Il pericolo principale riguarda le aziende che potrebbero decidere di lasciare il Regno Unito, le cui frontiere ora sono a rischio dazi. Sono tutte ipotesi, poiché i nuovi accordi non sono ancora stati negoziati ma è plausibile credere che Londra ceda a Berlino o Parigi lo scettro di hub della neo-imprenditoria pubblicitaria europea.
«Non è una cosa banale, credo sarà necessario organizzarsi per avere un presidio forte nell’Europa continentale, anche solo per le maggiori difficoltà logistiche che comporterà viaggiare spesso a Londra – ci ha detto un noto manager del settore ad-tech a capo dell’organizzazione nel nostro Paese -. Anche i pagamenti in Sterline potrebbero rappresentare un problema, vista la prevedibile svalutazione della moneta, per fortuna ormai la maggior parte dei clienti paga in dollari o in Euro». Mentre sul mercato «non credo ci saranno particolari ripercussioni da noi, mentre vedo più rischi per il mercato Uk».

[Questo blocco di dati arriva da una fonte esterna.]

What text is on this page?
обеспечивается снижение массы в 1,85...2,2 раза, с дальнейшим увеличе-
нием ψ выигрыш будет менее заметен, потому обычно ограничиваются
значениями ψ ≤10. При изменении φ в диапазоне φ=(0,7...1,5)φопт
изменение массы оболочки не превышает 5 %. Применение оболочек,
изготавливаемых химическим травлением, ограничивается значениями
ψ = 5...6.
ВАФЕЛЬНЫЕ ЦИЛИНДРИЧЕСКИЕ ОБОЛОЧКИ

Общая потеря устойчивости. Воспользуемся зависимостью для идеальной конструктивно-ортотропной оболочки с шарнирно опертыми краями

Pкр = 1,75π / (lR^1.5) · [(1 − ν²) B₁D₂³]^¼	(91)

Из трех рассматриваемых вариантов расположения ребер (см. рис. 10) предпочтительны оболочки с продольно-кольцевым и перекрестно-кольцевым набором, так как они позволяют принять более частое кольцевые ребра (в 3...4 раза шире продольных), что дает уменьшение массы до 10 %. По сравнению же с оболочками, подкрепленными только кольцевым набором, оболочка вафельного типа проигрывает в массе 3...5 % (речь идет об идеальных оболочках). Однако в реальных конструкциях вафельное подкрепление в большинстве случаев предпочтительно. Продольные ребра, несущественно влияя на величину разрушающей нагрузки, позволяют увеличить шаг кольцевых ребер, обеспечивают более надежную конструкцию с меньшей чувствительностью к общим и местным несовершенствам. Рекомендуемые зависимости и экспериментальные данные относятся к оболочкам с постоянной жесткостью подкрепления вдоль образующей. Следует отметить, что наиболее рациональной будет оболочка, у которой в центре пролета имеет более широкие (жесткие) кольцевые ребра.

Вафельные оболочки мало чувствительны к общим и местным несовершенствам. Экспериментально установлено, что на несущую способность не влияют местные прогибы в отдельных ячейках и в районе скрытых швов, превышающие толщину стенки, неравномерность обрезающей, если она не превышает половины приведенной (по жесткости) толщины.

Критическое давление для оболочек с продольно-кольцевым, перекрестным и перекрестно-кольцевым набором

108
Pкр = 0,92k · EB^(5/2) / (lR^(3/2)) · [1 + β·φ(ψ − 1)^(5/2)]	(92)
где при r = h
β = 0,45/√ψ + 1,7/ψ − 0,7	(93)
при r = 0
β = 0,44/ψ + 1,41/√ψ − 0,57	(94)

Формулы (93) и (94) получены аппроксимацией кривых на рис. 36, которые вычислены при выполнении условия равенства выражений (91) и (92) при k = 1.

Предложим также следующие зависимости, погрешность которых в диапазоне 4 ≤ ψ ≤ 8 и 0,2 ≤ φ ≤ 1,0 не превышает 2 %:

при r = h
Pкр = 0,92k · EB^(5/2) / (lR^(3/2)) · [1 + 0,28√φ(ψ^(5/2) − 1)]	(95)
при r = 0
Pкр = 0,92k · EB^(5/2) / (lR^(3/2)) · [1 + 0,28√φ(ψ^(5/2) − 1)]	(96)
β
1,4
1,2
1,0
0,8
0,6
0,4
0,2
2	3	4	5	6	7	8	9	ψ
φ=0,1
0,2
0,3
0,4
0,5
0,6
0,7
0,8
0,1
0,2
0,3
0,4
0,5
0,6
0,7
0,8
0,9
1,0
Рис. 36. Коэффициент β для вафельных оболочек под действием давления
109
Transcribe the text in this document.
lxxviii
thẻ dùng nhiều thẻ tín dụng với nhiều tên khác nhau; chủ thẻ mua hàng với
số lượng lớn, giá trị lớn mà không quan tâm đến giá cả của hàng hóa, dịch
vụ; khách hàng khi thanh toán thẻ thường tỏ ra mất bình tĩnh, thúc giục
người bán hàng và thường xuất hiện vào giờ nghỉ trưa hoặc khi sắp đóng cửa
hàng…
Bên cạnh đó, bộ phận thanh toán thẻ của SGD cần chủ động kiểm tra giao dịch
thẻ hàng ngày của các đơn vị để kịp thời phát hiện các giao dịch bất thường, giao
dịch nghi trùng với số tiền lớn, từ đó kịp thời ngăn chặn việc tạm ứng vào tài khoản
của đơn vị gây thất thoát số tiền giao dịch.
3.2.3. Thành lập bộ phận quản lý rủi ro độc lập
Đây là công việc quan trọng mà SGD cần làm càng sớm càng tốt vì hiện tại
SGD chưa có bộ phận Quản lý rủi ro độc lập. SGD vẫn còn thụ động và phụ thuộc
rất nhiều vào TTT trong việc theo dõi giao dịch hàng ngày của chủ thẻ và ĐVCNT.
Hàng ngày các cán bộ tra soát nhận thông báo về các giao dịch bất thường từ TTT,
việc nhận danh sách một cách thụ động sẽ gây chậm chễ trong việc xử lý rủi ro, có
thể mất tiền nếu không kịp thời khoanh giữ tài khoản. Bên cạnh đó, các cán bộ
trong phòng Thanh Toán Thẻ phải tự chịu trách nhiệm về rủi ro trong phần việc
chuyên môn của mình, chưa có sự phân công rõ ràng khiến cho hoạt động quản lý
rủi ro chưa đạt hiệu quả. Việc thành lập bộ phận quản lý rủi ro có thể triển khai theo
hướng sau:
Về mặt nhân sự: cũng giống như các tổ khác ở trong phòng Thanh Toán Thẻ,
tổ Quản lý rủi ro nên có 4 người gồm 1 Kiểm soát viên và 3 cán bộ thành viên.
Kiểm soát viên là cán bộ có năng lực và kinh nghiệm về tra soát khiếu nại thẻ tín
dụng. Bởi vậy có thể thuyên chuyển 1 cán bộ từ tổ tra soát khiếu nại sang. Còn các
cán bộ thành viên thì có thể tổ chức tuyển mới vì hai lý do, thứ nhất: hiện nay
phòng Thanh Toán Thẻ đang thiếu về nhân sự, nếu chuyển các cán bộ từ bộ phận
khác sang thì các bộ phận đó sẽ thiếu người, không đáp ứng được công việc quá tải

Ci vorranno, comunque, mesi per comprendere come evolverà la situazione. Il Consiglio europeo e Londra impiegheranno almeno 2-3 anni per rinegoziare gli accordi tra Ue e Regno Unito. Il trattato sul funzionamento dell’Unione prevede una procedura complessa, fatta di contrattazioni e riunioni i cui ritmi saranno dettati dalla Commissione europea. E in tutto questo ci sarà anche il Parlamento inglese di mezzo, visto che il referendum sulla Brexit non ha valore legale ma solo consultivo.
Tutto questo, ovviamente, senza considerare il pericolo che l’intera Ue si disintegri sotto i colpi della Brexit e dell’effetto domino. Anche in questo caso è, ovviamente, del tutto prematuro fare previsioni.